Como culminância das medidas adotadas e mediante a necessidade de promover um esforço nacional concentrado para eliminação do analfabetismo, o governo federal instituiu o Programa Nacional de Alfabetização (PNA), com base no Sistema Paulo Freire, nos termos do Decreto n.º 53.465, de 21 de janeiro de 1964, assinado pelo presidente João Goulart e pelo Ministro da Educação e Cultura, Júlio Furquim Sambaqui.

Para execução do Programa Nacional de Alfabetização, previa-se a mobilização de agremiações estudantis e profissionais, associações esportivas, sociedades de bairros, municipalidades, entidades religiosas, organizações governamentais, civis e militares, associações patronais, empresas privadas, órgãos de difusão, o magistério e outros setores da sociedade.

De acordo com o planejamento, círculos de cultura seriam implantados em quatro etapas sucessivas, cada uma com a duração de três meses, em todas as unidades da federação.
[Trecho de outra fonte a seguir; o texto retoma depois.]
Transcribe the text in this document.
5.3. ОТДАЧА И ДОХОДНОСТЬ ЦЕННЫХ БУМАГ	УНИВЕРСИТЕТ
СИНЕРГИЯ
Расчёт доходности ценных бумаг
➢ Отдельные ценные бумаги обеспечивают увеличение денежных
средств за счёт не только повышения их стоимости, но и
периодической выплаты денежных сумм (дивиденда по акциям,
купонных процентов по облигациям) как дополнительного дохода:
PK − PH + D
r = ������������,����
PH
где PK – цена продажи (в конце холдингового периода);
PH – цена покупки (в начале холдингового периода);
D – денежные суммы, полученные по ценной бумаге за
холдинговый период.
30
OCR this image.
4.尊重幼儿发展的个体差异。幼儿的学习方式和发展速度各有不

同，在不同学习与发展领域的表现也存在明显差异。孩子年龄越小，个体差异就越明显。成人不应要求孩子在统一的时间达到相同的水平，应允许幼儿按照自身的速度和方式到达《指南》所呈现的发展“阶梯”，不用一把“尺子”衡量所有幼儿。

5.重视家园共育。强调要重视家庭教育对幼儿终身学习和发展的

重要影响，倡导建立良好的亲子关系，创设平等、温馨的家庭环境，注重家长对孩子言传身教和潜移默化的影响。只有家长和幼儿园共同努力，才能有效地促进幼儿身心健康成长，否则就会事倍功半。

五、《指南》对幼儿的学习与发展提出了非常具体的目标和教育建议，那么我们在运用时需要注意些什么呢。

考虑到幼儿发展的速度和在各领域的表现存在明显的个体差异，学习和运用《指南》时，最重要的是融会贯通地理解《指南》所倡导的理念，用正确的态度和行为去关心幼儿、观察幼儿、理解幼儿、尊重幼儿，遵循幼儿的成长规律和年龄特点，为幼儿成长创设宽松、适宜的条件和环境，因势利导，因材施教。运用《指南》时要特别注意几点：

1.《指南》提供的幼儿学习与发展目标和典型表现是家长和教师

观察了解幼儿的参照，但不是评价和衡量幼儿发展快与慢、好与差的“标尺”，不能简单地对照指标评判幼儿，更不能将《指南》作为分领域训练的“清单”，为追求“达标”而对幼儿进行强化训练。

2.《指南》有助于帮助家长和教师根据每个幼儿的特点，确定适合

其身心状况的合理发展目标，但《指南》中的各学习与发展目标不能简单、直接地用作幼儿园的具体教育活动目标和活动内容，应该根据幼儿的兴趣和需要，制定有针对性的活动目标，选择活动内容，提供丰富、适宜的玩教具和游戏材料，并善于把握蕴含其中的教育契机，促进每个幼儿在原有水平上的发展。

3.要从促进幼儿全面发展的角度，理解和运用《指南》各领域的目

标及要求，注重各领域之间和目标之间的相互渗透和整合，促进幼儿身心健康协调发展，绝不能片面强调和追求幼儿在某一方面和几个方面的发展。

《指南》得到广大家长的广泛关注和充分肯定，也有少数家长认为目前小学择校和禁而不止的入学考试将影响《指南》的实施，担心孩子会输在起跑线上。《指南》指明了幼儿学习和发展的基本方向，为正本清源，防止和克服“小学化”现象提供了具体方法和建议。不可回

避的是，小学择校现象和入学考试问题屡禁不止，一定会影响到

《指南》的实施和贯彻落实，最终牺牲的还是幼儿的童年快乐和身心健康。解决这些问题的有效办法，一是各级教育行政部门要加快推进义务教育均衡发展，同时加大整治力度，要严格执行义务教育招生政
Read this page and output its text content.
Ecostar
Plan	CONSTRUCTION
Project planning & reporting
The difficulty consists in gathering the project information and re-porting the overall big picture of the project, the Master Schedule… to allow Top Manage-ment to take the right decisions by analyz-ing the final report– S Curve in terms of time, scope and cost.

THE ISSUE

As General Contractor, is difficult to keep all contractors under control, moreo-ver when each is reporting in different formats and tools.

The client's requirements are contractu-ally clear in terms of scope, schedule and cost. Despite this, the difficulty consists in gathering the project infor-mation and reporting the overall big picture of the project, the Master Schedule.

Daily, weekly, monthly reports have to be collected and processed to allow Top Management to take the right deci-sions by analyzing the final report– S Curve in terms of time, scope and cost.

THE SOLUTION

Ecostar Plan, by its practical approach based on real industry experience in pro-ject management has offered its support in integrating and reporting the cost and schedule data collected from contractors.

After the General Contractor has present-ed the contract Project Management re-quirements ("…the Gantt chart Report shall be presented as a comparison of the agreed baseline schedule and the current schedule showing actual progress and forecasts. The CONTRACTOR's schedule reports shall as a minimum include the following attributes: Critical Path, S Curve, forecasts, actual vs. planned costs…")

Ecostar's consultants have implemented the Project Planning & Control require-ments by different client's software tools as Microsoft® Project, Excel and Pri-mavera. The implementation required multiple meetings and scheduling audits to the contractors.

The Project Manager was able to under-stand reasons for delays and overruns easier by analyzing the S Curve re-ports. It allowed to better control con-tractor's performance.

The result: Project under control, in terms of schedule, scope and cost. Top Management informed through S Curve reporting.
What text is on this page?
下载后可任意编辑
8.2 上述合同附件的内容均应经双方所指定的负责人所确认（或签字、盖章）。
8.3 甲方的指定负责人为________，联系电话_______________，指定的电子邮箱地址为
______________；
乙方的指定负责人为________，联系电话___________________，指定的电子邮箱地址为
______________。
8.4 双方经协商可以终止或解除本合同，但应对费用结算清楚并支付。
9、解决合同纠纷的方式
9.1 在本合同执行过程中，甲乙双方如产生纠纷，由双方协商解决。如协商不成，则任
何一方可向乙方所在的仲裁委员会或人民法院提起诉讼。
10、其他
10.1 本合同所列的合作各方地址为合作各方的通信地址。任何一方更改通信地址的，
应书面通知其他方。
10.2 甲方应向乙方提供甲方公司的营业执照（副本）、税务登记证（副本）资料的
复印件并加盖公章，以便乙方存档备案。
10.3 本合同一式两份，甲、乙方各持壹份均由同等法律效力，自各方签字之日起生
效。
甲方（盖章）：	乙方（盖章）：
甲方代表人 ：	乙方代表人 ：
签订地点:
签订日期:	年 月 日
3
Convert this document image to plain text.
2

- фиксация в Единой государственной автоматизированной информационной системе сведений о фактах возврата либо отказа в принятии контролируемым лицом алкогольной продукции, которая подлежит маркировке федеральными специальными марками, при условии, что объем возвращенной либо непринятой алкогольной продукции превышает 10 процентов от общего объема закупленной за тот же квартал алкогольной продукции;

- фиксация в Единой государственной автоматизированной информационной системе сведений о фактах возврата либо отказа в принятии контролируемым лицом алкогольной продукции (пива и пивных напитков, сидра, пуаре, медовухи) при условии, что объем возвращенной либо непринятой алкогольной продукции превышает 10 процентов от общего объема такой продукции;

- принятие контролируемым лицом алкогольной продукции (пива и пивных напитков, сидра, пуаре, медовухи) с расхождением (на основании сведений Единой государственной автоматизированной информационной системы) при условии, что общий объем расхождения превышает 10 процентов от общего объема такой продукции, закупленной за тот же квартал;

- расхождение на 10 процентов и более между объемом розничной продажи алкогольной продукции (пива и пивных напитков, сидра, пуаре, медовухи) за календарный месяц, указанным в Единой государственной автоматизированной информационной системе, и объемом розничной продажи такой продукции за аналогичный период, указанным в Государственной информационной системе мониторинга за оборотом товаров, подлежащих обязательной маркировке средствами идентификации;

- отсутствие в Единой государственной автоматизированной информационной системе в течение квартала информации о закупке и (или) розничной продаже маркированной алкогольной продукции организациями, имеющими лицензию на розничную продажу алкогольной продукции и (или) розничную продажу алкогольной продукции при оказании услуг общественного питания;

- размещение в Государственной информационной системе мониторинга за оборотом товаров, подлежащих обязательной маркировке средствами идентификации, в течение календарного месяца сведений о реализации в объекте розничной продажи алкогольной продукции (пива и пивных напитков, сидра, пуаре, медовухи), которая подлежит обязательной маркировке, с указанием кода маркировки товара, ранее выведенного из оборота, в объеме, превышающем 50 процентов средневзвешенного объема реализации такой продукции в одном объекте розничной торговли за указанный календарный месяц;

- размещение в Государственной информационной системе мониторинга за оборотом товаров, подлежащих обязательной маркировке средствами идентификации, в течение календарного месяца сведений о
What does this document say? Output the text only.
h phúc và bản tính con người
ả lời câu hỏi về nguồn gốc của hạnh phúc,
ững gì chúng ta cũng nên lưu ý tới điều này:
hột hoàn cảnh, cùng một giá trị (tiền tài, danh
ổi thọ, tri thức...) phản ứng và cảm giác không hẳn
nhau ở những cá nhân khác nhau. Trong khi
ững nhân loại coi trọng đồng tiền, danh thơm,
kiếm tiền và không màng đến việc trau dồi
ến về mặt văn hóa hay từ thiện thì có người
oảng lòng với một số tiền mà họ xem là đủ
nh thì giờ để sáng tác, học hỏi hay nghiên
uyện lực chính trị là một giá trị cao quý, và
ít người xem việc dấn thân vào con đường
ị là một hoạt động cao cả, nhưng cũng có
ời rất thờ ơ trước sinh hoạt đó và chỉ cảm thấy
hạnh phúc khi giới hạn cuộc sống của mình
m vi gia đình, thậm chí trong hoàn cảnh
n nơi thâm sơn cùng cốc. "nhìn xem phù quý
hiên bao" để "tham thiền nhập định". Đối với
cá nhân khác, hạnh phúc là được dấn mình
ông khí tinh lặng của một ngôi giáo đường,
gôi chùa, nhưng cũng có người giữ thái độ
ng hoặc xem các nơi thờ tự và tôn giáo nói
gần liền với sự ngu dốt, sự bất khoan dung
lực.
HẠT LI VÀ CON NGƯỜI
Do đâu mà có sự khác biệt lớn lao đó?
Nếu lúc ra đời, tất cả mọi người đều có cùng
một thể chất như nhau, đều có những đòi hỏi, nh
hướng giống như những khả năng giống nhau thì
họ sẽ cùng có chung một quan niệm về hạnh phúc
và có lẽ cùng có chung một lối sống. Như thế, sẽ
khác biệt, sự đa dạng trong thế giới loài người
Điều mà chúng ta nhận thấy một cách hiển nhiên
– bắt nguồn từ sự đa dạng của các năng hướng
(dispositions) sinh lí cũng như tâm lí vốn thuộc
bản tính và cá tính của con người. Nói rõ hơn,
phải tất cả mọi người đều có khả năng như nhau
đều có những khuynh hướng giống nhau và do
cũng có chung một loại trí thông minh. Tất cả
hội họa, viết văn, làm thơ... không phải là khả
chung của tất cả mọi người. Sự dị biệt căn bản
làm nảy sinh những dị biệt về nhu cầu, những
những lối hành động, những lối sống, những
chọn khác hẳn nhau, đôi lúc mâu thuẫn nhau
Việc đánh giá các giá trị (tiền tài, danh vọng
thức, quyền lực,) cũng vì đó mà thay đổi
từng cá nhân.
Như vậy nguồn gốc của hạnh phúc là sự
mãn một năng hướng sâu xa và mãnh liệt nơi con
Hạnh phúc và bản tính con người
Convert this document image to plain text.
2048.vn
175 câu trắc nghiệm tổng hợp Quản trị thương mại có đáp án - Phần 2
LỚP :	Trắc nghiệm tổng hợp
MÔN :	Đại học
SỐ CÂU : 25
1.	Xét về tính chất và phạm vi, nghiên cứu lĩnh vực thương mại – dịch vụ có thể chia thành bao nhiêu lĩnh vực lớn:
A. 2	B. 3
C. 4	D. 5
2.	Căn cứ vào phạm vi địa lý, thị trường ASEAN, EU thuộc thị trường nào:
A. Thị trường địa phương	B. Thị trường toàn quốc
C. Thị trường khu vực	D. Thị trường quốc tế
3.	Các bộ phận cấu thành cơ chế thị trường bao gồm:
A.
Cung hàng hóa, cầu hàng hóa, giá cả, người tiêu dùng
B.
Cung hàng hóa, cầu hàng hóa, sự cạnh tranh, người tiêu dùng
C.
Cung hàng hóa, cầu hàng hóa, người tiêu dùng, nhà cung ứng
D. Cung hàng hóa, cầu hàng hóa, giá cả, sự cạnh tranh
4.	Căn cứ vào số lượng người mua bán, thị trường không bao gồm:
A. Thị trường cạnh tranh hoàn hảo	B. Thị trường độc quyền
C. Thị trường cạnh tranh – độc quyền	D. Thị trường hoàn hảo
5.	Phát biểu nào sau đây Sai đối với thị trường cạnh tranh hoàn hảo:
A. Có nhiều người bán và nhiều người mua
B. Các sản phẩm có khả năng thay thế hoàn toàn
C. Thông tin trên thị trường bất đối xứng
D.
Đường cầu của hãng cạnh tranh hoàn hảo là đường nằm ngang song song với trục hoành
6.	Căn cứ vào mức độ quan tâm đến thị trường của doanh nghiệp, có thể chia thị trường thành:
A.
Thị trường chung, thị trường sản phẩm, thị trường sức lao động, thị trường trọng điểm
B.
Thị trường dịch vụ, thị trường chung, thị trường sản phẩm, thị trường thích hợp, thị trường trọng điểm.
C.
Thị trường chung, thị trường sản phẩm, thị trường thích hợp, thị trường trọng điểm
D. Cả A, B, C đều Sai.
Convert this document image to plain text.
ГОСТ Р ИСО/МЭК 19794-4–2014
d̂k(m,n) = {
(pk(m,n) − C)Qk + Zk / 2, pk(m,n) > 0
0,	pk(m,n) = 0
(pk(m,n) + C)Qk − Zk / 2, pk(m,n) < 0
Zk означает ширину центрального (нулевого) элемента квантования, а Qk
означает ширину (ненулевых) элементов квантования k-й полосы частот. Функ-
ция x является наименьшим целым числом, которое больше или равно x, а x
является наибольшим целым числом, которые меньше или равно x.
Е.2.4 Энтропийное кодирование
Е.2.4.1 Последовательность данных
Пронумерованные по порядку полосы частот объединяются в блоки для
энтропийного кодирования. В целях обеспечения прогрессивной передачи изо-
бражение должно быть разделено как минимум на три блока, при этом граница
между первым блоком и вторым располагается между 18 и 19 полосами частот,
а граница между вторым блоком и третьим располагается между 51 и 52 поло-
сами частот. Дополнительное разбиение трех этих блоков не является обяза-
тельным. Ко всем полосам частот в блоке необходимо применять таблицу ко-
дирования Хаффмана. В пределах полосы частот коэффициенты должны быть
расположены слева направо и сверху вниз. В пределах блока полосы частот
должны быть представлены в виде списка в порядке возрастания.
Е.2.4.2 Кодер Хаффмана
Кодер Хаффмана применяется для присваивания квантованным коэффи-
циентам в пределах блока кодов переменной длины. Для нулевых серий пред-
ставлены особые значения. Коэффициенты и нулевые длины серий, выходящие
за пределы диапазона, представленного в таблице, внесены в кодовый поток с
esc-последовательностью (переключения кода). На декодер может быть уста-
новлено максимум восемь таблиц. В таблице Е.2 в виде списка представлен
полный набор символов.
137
Já em 1964, iniciou-se a primeira fase do programa, que previa a criação de 60.870 círculos com o intuito de alfabetizar 1.834.200 pessoas, na faixa entre 15 e 45 anos, que correspondia a 8,9% da população analfabeta do país.

Importa destacar que Paulo Freire concebia o processo de alfabetização como uma ação cultural, que partia de elementos da realidade dos alfabetizandos e se desenvolvia na inter-relação entre os participantes e o alfabetizador. Nesse sentido, em lugar da tradicional sala de aula, cujas práticas educacionais pautavam-se pela transmissão de conteúdos, o educador inovou ao propor círculos de cultura, nos quais prevaleciam diálogos e debates. Muito além de simples objetivos eleitorais pretendidos por alguns governantes, o método Paulo Freire buscava a transformação dos alfabetizandos em sujeitos de sua aprendizagem, de seu processo de conscientização, de seu protagonismo político e de seu projeto de vida (ver Método Paulo Freire e a leitura do mundo).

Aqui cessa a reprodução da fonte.